Jakarta, CNN Indonesia —
Ide penghapusan insentif Iuran Wajib Sebagai Mobil Listrik (EV) Ke Amerika Serikat (AS) memicu Penilaian Di sejumlah kelompok industri Kendaraan Pribadi dan lingkungan.
Langkah ini dinilai merugikan produsen Di negeri dan justru memberi celah dominasi China Di industri Mobil Listrik Dunia.
Aliansi Politik Electrification Coalition, kelompok advokasi transisi Mobil Listrik Ke AS, menentang keras RUU versi Senat yang Akansegera mengakhiri insentif Iuran Wajib sebesar US$7.500 (Rp122 juta) Sebagai pembelian dan sewa Mobil Listrik Terbaru, serta insentif US$4.000 (Rp65 juta) Sebagai kendaraan bekas. Jika disetujui, insentif ini Akansegera resmi dihapus mulai 30 September 2025.
ADVERTISEMENT
SCROLL TO CONTINUE WITH CONTENT
“Merangsang sebagian besar Penanaman Modal Di Negeri Pabrik Bangsa Ke titik kritis ini Akansegera mengibarkan bendera putih Kegagalan, menyerahkan kendali masa Didepan transportasi kepada China,” kata pernyataan resmi Electrification Coalition, dikutip Di Reuters.
Mereka mendesak Wakil Rakyat AS menolak usulan ini Untuk kepentingan nasional.

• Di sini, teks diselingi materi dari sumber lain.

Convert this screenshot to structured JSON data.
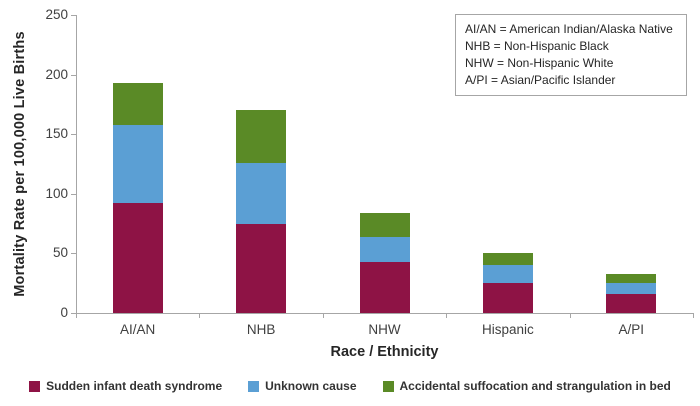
{
  "chart_data": {
    "type": "bar",
    "stacked": true,
    "title": "",
    "xlabel": "Race / Ethnicity",
    "ylabel": "Mortality Rate per 100,000 Live Births",
    "categories": [
      "AI/AN",
      "NHB",
      "NHW",
      "Hispanic",
      "A/PI"
    ],
    "series": [
      {
        "name": "Sudden infant death syndrome",
        "color": "#8E1345",
        "values": [
          92,
          75,
          43,
          25,
          16
        ]
      },
      {
        "name": "Unknown cause",
        "color": "#5B9FD4",
        "values": [
          66,
          51,
          21,
          15,
          9
        ]
      },
      {
        "name": "Accidental suffocation and strangulation in bed",
        "color": "#5A8A26",
        "values": [
          35,
          44,
          20,
          10,
          8
        ]
      }
    ],
    "totals": [
      193,
      170,
      84,
      50,
      33
    ],
    "ylim": [
      0,
      250
    ],
    "yticks": [
      0,
      50,
      100,
      150,
      200,
      250
    ],
    "grid": false,
    "legend_position": "bottom"
  },
  "annotation_box": {
    "lines": [
      "AI/AN = American Indian/Alaska Native",
      "NHB = Non-Hispanic Black",
      "NHW = Non-Hispanic White",
      "A/PI = Asian/Pacific Islander"
    ]
  },
  "colors": {
    "axis": "#A6A6A6",
    "tick_text": "#404040",
    "title_text": "#262626",
    "background": "#FFFFFF"
  }
}
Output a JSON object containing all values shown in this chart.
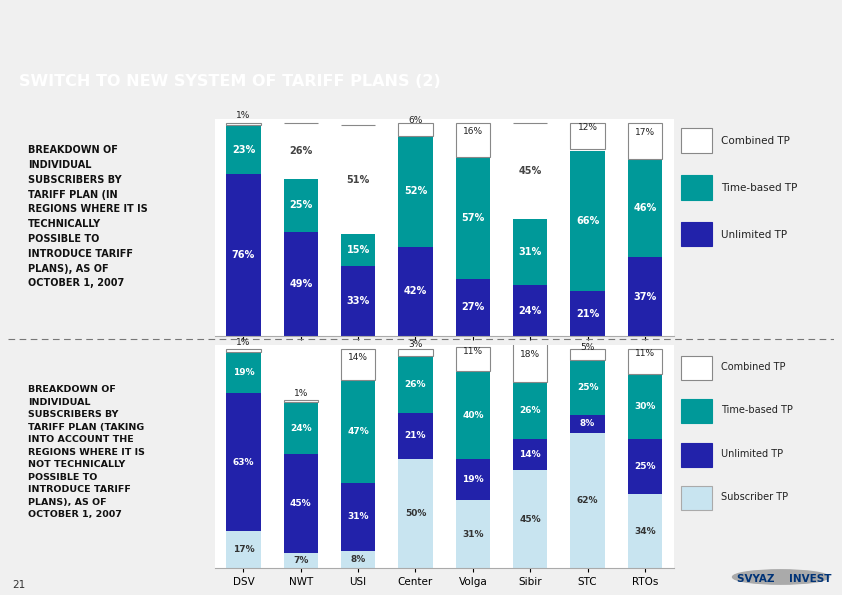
{
  "title": "SWITCH TO NEW SYSTEM OF TARIFF PLANS (2)",
  "categories": [
    "DSV",
    "NWT",
    "USI",
    "Center",
    "Volga",
    "Sibir",
    "STC",
    "RTOs"
  ],
  "chart1_label": "BREAKDOWN OF\nINDIVIDUAL\nSUBSCRIBERS BY\nTARIFF PLAN (IN\nREGIONS WHERE IT IS\nTECHNICALLY\nPOSSIBLE TO\nINTRODUCE TARIFF\nPLANS), AS OF\nOCTOBER 1, 2007",
  "chart1_combined": [
    1,
    0,
    0,
    6,
    16,
    0,
    12,
    17
  ],
  "chart1_timebased": [
    23,
    25,
    15,
    52,
    57,
    31,
    66,
    46
  ],
  "chart1_unlimited": [
    76,
    49,
    33,
    42,
    27,
    24,
    21,
    37
  ],
  "chart1_remainder": [
    0,
    26,
    51,
    0,
    0,
    45,
    1,
    0
  ],
  "chart2_label": "BREAKDOWN OF\nINDIVIDUAL\nSUBSCRIBERS BY\nTARIFF PLAN (TAKING\nINTO ACCOUNT THE\nREGIONS WHERE IT IS\nNOT TECHNICALLY\nPOSSIBLE TO\nINTRODUCE TARIFF\nPLANS), AS OF\nOCTOBER 1, 2007",
  "chart2_combined": [
    1,
    1,
    14,
    3,
    11,
    18,
    5,
    11
  ],
  "chart2_timebased": [
    19,
    24,
    47,
    26,
    40,
    26,
    25,
    30
  ],
  "chart2_unlimited": [
    63,
    45,
    31,
    21,
    19,
    14,
    8,
    25
  ],
  "chart2_subscriber": [
    17,
    7,
    8,
    50,
    31,
    45,
    62,
    34
  ],
  "color_timebased": "#009999",
  "color_unlimited": "#2222AA",
  "color_subscriber": "#C8E4F0",
  "color_combined_bg": "#FFFFFF",
  "label_bg": "#AACFCF",
  "page_bg": "#F0F0F0",
  "header_dark": "#0D2B5E",
  "header_teal": "#00A0A0"
}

Nada serupa disuarakan Calstart, lembaga nirlaba yang berbasis Ke California dan mendukung transportasi bersih. Mereka menyebut langkah Senat Berpeluang melemahkan penciptaan lapangan kerja domestik dan menghambat daya saing Amerika Serikat Di persaingan industri kendaraan nol emisi.
Ke sisi lain, Aliansi Produsen Kendaraan Pribadi yang menaungi pabrikan besar seperti General Motors, Ford, Toyota, dan Mobil Volkswagen, justru mendukung RUU versi Senat.
Mereka memuji revisi klausul insentif produksi baterai yang membatasi keterlibatan perusahaan asal China Di rantai pasok Mobil Listrik, sekaligus melindungi sektor Pabrik Kendaraan Pribadi Di negeri.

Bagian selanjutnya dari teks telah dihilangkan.